Going into a relationship with the willingness to be honest about the crap in your life, and the trust that they will accept you anyway is the best and quickest way to true community. When I lost my most intimate relationship, over a dozen deep authentic friendships began, and these friendships are on a level previously thought unattainable. I was never willing to risk potential embarrassment and share what I thought no one would ever accept. Over time that list of ‘unacceptable’ continued to grow, and continued to further me from having trusting and vulnerable relationships with people I was close to. 

The thing that amazes me most about relationships is that it only takes one person to change them for better or worse. My openness has spawned relationships where honesty and vulnerability is not only accepted but encouraged, accepted, and met with love rather than judgment.  

I have been seriously blessed with real friendships over the past 6 months, from rekindling relationships with people I've known for years to connecting with someone for the first time.

There’s an honor and a thankfulness associated with someone trusting you, and that’s not something I take lightly. Vulnerability breeds trust, trust inspires grace, and grace leads to lifelong relationships. 

Unfortunately, it took losing my marriage to learn all of these lessons. It took being vulnerable with friends to realize I had a hard time being vulnerable with my wife. It took finding my passion to realize I stopped living passionately during my marriage. It took losing everything to realized how much I sacrificed for a selfish dream.

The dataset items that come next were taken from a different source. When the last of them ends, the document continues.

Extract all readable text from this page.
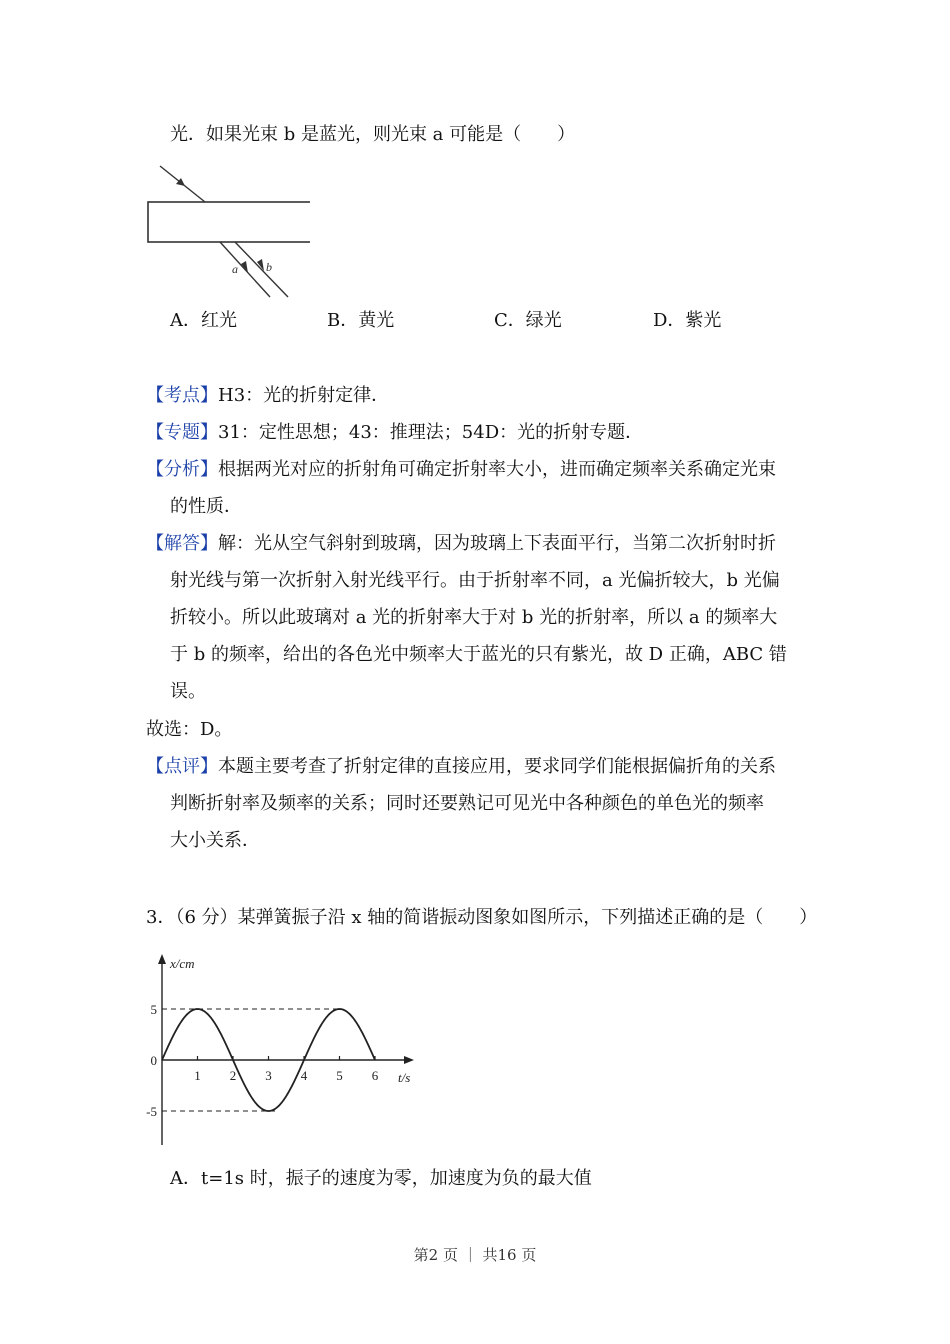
光．如果光束 b 是蓝光，则光束 a 可能是（　　）
a b
A．红光	B．黄光	C．绿光	D．紫光
【考点】H3：光的折射定律．
【专题】31：定性思想；43：推理法；54D：光的折射专题．
【分析】根据两光对应的折射角可确定折射率大小，进而确定频率关系确定光束
的性质．
【解答】解：光从空气斜射到玻璃，因为玻璃上下表面平行，当第二次折射时折
射光线与第一次折射入射光线平行。由于折射率不同，a 光偏折较大，b 光偏
折较小。所以此玻璃对 a 光的折射率大于对 b 光的折射率，所以 a 的频率大
于 b 的频率，给出的各色光中频率大于蓝光的只有紫光，故 D 正确，ABC 错
误。
故选：D。
【点评】本题主要考查了折射定律的直接应用，要求同学们能根据偏折角的关系
判断折射率及频率的关系；同时还要熟记可见光中各种颜色的单色光的频率
大小关系．
3．（6 分）某弹簧振子沿 x 轴的简谐振动图象如图所示，下列描述正确的是（　　）
1 2 3 4 5 6
5
0
-5
x/cm
t/s
A．t=1s 时，振子的速度为零，加速度为负的最大值
第2 页 ｜ 共16 页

Was I the best husband? Not at all. I had a hard time empathizing with her feelings while ignoring my own.
Do I wish I could change things? Absolutely, I should have sought out counseling much earlier in life.
Given the chance would I do things differently? In a heartbeat. But that is not the way my story unfolded.

After fighting with the person I love for five months with no change, I finally agreed to mediation. Regardless of my commitment to marriage, and my determination to fix things, it takes two people to make relationships work.  

At the end of the day, the only thing that can’t be taken away is your story. By reading this, I hope you leave a little more inspired to make every day a day you would be proud to tell your grandkids about.

Go on more adventures, take more risks, love unconditionally and without reserve, find something you’re passionate about, work hard, be brutally honest with yourself, and always, ALWAYS remember that relationships are more important than things, they are worth fighting for and protecting, because you never know when one person may make a choice that changes everything, for better or for worse.